Ellen Kuhlmann of the Centre for Social Policy research at the University of Bremen is a sociologist, engaged in the ‘Sociology of Professions’ network of the European Sociological Association. She is an able representative of the sociologist school of health professions research, and brings that perspective to her analysis of recent changes in the German healthcare arena. The study combines a descriptive analysis of the changes in the regulatory frameworks, a survey among German physicians, and focus group interviews with physicians, physiotherapists and surgery receptionists, the latter as representatives of rising and potential new professional groups, and interviews with patient self-help groups.
Germany differs from other European countries by having a system of predominantly corporatist regulation of health-care. The major players are the statutory health insurance funds and the physicians' associations. Health insurance funds cannot intervene in provider organisations. Recent changes in legislation, introducing some market elements, have not been able to overcome corporatist conservatism. Non-medical health professions are still excluded from the regulatory bodies. Although consumerism among patients and citizens has increased in Germany the government ‘cannot rely on patients as partners to control health care providers’. Kuhlmann suggests that consumerism is strengthening rather than weakening expert knowledge and promotes the expansion of professionalism into new areas. As the government has introduced new regulatory frameworks like technology assessment, quality assurance and clinical guidelines, physicians, who traditionally rely on self-regulation, have increasingly started to use those management tools as a strategy to boost public trust in their profession. As that trust is increasingly based on information and rational criteria like scientific evidence rather than authority or social status it, according to Kuhlmann, might lead to diminishing hierarchy in healthcare. That would open up for a more collaborative spirit among different health professions groups. On the other hand, it might also promote increasing specialisation into independent groups, weakening rather than strengthening collaboration.

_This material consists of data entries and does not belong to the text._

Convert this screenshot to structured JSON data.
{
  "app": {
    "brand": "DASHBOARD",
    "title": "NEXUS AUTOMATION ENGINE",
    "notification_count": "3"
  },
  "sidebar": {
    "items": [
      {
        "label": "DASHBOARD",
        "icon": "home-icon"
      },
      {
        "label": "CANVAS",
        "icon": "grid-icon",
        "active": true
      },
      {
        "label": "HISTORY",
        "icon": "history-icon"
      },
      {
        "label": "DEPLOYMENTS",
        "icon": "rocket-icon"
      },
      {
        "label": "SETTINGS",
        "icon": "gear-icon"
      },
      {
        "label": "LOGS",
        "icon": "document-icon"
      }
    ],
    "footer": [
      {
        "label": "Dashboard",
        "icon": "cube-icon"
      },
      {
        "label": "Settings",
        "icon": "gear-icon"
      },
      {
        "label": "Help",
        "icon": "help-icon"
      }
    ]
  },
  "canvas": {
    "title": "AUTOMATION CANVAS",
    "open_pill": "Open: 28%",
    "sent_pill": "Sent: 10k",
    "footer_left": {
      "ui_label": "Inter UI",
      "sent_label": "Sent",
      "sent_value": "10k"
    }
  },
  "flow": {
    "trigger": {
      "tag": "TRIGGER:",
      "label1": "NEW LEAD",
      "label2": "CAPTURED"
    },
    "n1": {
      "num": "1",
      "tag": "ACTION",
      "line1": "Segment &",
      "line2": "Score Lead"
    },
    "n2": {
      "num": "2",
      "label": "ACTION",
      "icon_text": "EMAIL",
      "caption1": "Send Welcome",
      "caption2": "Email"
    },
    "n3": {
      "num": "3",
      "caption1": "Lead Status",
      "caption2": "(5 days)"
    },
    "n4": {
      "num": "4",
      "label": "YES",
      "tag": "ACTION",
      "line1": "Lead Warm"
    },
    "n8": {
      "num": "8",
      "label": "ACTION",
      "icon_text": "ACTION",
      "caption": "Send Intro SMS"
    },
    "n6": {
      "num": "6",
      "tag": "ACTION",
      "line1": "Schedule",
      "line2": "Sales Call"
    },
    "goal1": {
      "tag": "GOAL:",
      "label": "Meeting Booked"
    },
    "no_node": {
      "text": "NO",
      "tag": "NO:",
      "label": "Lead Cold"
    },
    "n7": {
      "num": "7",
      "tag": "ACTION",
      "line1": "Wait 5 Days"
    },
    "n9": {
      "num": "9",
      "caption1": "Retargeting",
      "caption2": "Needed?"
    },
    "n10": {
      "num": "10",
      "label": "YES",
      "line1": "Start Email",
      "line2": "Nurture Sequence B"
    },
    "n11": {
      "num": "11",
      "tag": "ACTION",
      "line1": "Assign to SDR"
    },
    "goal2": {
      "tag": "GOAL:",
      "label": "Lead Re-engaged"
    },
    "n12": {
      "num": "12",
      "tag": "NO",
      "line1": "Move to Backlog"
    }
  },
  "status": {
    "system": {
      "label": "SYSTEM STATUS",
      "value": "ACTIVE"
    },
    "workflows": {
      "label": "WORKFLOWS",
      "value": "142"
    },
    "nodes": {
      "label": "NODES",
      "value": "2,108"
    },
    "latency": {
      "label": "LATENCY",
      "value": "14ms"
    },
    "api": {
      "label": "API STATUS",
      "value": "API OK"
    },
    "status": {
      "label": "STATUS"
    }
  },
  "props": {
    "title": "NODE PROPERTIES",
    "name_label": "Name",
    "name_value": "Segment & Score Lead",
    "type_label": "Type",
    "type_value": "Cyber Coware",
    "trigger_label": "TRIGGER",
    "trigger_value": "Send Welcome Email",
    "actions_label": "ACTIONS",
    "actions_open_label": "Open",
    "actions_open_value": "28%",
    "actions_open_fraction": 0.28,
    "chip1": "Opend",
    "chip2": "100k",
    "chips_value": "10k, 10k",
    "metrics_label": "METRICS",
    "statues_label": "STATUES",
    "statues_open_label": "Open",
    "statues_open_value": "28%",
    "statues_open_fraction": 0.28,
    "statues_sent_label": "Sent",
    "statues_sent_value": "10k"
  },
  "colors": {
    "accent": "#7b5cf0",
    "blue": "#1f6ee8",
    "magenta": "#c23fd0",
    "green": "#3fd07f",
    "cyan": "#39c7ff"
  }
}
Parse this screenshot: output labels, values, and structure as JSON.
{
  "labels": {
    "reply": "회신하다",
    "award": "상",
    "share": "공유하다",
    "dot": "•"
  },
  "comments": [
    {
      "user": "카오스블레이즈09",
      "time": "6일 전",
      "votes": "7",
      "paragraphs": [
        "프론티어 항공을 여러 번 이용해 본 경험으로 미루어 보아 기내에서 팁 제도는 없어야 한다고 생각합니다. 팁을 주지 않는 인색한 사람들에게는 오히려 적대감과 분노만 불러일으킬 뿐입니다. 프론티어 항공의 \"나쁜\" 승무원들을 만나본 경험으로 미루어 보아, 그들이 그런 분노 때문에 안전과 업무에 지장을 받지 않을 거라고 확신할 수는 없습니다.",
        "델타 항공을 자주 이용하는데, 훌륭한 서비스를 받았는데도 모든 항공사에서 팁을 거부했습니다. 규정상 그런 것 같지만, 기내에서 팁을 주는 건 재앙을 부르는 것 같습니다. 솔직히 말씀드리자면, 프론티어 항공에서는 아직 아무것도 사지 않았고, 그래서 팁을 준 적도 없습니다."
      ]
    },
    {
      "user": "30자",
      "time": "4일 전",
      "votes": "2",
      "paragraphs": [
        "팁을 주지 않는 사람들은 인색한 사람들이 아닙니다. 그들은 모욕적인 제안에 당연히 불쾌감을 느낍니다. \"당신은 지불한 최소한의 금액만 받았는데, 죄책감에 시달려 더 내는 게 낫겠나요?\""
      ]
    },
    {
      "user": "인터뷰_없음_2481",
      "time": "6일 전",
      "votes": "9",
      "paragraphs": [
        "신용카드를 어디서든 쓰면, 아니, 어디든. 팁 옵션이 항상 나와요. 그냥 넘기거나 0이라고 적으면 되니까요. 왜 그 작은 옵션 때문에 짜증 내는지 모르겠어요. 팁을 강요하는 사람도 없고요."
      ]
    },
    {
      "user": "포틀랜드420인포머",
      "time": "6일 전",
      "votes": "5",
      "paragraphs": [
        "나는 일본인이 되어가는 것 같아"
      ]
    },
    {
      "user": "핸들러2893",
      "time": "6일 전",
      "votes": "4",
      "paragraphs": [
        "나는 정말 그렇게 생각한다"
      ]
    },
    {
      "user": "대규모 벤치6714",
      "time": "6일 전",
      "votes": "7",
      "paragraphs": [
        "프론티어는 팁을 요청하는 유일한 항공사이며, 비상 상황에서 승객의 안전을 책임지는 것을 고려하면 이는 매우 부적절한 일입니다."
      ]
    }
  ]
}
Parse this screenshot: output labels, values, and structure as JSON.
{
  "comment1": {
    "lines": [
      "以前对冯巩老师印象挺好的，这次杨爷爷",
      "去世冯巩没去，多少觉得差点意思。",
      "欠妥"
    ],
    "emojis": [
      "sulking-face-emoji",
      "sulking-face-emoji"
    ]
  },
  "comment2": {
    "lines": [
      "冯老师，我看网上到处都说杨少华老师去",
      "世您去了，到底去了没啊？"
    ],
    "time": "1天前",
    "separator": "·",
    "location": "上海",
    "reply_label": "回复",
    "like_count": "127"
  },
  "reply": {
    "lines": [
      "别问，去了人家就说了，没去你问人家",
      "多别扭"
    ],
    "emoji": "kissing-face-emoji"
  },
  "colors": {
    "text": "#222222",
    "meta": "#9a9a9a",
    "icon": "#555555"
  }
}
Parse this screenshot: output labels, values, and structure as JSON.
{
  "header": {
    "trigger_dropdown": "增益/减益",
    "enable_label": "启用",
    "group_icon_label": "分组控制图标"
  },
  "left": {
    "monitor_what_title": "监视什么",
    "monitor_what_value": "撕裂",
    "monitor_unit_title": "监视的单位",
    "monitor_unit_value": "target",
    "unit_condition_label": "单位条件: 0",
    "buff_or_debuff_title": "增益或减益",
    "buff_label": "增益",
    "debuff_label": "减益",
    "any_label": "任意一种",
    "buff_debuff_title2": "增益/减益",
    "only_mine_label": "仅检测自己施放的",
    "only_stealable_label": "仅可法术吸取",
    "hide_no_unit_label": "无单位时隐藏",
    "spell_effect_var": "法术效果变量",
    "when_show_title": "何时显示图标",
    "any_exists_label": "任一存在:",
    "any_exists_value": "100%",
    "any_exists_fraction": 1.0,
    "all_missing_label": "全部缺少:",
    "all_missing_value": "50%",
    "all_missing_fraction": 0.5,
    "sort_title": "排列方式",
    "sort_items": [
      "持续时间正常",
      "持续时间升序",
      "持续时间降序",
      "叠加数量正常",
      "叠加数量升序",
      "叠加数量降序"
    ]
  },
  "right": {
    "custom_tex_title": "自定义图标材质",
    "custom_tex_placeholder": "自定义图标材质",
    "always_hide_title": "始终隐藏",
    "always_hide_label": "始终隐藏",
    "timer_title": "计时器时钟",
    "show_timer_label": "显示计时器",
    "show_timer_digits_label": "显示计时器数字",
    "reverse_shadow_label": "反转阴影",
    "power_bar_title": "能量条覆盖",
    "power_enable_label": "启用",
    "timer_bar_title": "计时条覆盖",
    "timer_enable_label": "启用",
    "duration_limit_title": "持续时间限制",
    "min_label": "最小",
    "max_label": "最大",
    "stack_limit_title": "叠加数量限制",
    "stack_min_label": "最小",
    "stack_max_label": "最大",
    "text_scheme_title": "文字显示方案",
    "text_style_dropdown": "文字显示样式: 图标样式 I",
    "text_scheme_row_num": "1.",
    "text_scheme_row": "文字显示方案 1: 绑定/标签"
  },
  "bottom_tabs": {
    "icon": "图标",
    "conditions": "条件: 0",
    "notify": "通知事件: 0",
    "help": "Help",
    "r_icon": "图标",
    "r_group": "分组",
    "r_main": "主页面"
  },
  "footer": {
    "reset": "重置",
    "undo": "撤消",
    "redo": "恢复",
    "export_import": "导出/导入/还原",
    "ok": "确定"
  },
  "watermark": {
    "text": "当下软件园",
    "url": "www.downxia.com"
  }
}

What implications has this analysis of German healthcare for service integration? There are good news and bad news. The good news is that, given the strong position of physicians, if government and payers manage to create incentives to form clinical networks across organisational boundaries, it might well promote seamless care arrangements for patient groups. Physician-led, those networks might also employ other health professionals and create innovative services based on new models for division of work and responsibilities. The bad news is that new regulations could collide with corporatist conservatism and simple preserve status quo. German patients and citizens do not yet seem to be ready to start a revolution.
This book is well written. A non-sociologist reader enjoys the presentation of the German healthcare system and its recent development. The way it discusses governance issues is relevant to other countries as well. As an analysis of ‘modern’ and ‘post-modern’ influences on health systems and policies it is useful and generalisable. It is probably not a book, though, that one would like to recommend to a clinician reader, looking for easy-to-implement-recipes for integrated care. But a social scientist can convincingly make the case that there are no easy solutions.